Use the right-hand rule to determine the direction of the force on a positive charge:
- Point your fingers in the direction of the velocity ($v$).
- Align your palm with the magnetic field ($B$).
- Your thumb will point in the direction of the force ($F$).For a negative charge, the force is in the opposite direction.
Force on a Current-Carrying Wire
- A wire carrying an electric current in a magnetic field also experiences a force.
- The magnitude of this force is given by: $$F = BIL \sin \theta$$ where:
- $F$ is the magnetic force.
- $B$ is the magnetic flux density.
- $I$ is the current in the wire.
- $L$ is the length of the wire in the magnetic field.
- $\theta$ is the angle between the current direction and the magnetic field.
Consider a wire carrying a current of $3 \, \text{A}$ in a magnetic field of $0.4 \, \text{T}$. If the wire is $0.5 \, \text{m}$ long and the angle between the current and the field is $60^\circ$, the force is:
$$F = (0.4 \, \text{T})(3 \, \text{A})(0.5 \, \text{m}) \sin 60^\circ $$
$$= 0.52 \, \text{N}$$
To find the direction of the force, use the right-hand rule for currents:
- Point your thumb in the direction of the current ($I$).
- Align your palm with the magnetic field ($B$).
- Your fingers will point in the direction of the force ($F$).
Force Between Parallel Wires
- Two parallel wires carrying currents exert forces on each other due to their magnetic fields.

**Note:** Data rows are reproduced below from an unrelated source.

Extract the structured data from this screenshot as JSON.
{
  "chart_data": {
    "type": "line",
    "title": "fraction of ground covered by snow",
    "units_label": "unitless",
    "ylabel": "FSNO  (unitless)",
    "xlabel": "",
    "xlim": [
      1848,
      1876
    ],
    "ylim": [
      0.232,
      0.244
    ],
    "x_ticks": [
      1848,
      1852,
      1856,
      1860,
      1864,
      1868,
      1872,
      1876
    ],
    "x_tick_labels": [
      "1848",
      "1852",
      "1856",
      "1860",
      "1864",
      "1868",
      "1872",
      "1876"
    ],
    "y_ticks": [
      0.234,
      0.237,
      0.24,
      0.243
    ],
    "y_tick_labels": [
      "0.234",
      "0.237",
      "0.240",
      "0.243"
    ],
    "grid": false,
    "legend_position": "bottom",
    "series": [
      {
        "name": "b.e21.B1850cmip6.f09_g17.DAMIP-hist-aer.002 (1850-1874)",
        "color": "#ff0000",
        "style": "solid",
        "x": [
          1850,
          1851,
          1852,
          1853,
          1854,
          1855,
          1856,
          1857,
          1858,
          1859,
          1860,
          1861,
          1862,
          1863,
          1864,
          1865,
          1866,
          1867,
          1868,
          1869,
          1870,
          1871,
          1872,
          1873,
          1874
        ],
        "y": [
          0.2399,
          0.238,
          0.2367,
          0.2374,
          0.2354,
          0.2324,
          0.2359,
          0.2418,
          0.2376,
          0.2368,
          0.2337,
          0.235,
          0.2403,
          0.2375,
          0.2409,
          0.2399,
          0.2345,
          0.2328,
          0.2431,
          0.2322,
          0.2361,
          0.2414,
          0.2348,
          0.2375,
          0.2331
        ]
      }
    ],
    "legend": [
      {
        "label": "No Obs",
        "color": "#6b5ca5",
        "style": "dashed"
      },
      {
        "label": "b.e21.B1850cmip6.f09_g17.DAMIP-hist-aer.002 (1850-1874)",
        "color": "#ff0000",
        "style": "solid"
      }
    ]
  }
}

- The force per unit length between two wires is given by: $$\frac{F}{L} = \frac{\mu_0 I_1 I_2}{2 \pi r}$$ where:
- $F$ is the force between the wires.
- $L$ is the length of the wires.
- $\mu_0$ is the permeability of free space ($4\pi \times 10^{-7} \, \text{T m A}^{-1}$).
- $I_1$ and $I_2$ are the currents in the wires.
- $r$ is the distance between the wires.
If two wires, each carrying a current of $5 \, \text{A}$, are separated by $0.1 \, \text{m}$, the force per unit length is:
$$\frac{F}{L} = \frac{(4\pi \times 10^{-7} \, \text{T m A}^{-1})(5 \, \text{A})(5 \, \text{A})}{2 \pi (0.1 \, \text{m})}$$
$$ = 5 \times 10^{-6} \, \text{N m}^{-1}$$
The force between the wires is attractive if the currents flow in the same direction and repulsive if they flow in opposite directions.
- How do magnetic field lines differ around a bar magnet, a straight wire, and a solenoid?
- What happens to the magnetic force on a charge if the angle $\theta$ between its velocity and the magnetic field is $0^\circ$?
- How does the direction of current affect the force between two parallel wires?